Benoît Delépine : C’est à la fois une fable de la Fontaine et à la fois un western, avec un personnage venu d’ailleurs, un peu mystérieux. J’aime les scénarios où l’on ne sait pas où on va, où tout s’explique à rebours… Là, je donne quand même des indices petit à petit. C’est pourquoi je signe « un conte de Benoît Delépine », avec un personnage de gros méchant assez caricatural, encore que…
Olivier Rabourdin en acceptant sans hésiter le rôle m’a dit « dans tout conte, il faut un ogre » ! C’est lui qui m’a soufflé le genre de l’histoire. Il joue parfaitement son rôle d’ogre de la fable et c’est vrai que le personnage principal est une sorte de Petit Poucet. Oui, il y a bien une dimension fable avec une forme de morale à la fin.
Dans le film, vous n’épargnez pas les grands quartiers d’affaires, les transports polluants et bruyants comme les avions, les grands patrons, la chasse, l’irrigation agricole, les pesticides, les réflexes sécuritaires, le racisme… Alors qu’elle est-elle la morale de cette histoire ?
Benoît Delépine : D’abord, peut-être, revenir à une forme de simplicité, de lenteur, de respect et d’écoute de la nature. Mais le plus fort politiquement du film est à la fin. Sans la dévoiler, il y a quelque chose dans ce système prédateur qui n’est pas récupérable et que je voulais dénoncer au bout du compte.
Cet été, plus de deux millions de personnes ont signé une pétition contre la réintroduction d’un pesticide contenu dans la loi Duplomb. La maladie et les pesticides sont abordés de façon drôle et sensible dans le film. Cela vient d’où cette sensibilité à vif sur ce sujet ?
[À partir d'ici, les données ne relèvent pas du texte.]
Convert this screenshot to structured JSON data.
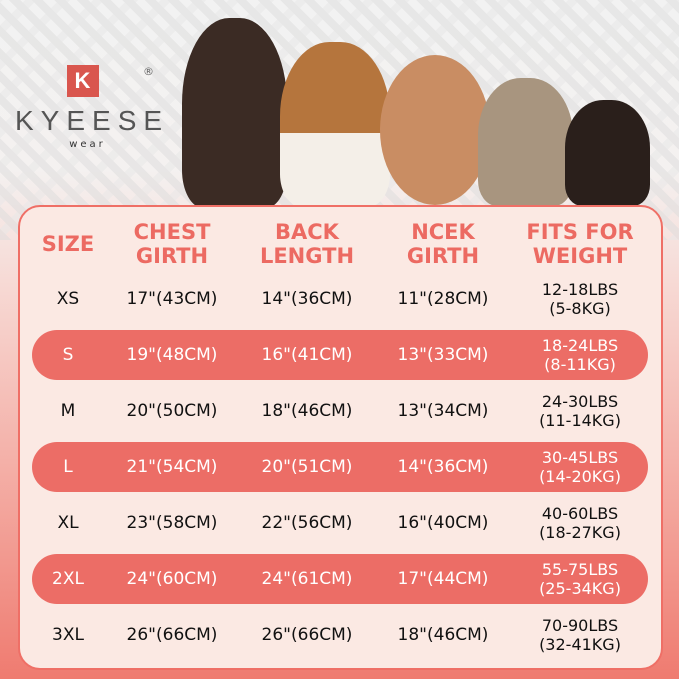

Directement de ma vie. Je suis fils d’agriculteur. Quand j’étais enfant, souvent, mon père rentrait des champs jaune des pieds à la tête. Je ne sais pas par quelle chance il y a résisté. Mais, oncles, tantes, cousin, mère, beaucoup trop de mes proches sont morts du cancer « en bonne santé », « elle ne fumait pas », « c’est la faute à pas de chance ». Mais je ne blâme pas les agriculteurs. J’ai des grands débats avec mon père qui est encore vivant. Il me dit à chaque fois « N’oublie pas, tu es un fils du glyphosate ». Parce qu’en fait, il s’était endetté pour acheter une ferme de 40 hectares dans l’Aisne. La ferme s’est révélée pourrie de chiendent. Pendant deux ans, il a passé son temps à racler, sarcler, il n’en voyait pas le bout, jusqu’au jour où à la coopérative on lui a dit « il y a un nouveau produit qui vient des Etats-Unis, tu pourrais essayer… » C’est pour ça qu’il me rappelle toujours que sans ça il aurait fait faillite. Je connais toutes ces contradictions. Pas loin de la ferme de mon père, il y avait l’usine Bonduelle. C’est pour ça qu’il faisait des haricots, des petits pois, etc. Il me disait, « tu vois, agriculteur, c’est comme ouvrier d’usine, sauf que c’est toi qui payes les machines ». Je n’ai pas envie de jeter la pierre à ces agriculteurs qui ont des crédits de fou sur le dos. On est face à une espèce de contradiction totale et destructrice.
Avec Darius, il y a un second personnage principal, la nature et comme fil conducteur de l’histoire notre rapport à la nature…
Benoît Delépine : Et inversement ! C’est pour cela que je voulais absolument avoir le regard des animaux sur l’humain. Pour cela on a trouvé une solution incroyable avec le format du film en cinémascope anamorphosé. Au départ, nous étions parti du cinémascope surtout pour rendre à l’image toute la beauté des paysages de Picardie qui ont jalonné mon enfance. Puis aussi pour la dimension western du film, etc. Mais au bout du compte, j’étais déçu… Jusqu’à ce qu’on enlève la marge de sécurité sur les côtés du format qu’on ne montre jamais parce que les télés n’en veulent pas… On a donc élargi l’image avec cette marge et ça donne une largeur de vue incroyable ! Un peu comme la vision de certains animaux. Et du coup, on a réalisé le film comme ça, avec le courage de mes producteurs. J’en ai joué à fond dans mes cadres, ça donne une ampleur très poétique.
Nous avons aussi un deuxième chef opérateur, un jeune, qui ne fait que des films animaliers. Avec son matériel, ses caméras qui vont sous terre où sous l’eau, un drone pour la vision des oiseaux, on a pu tourné les scènes avec le regard animalier… Ça nous change du seul point de vue de l’humain.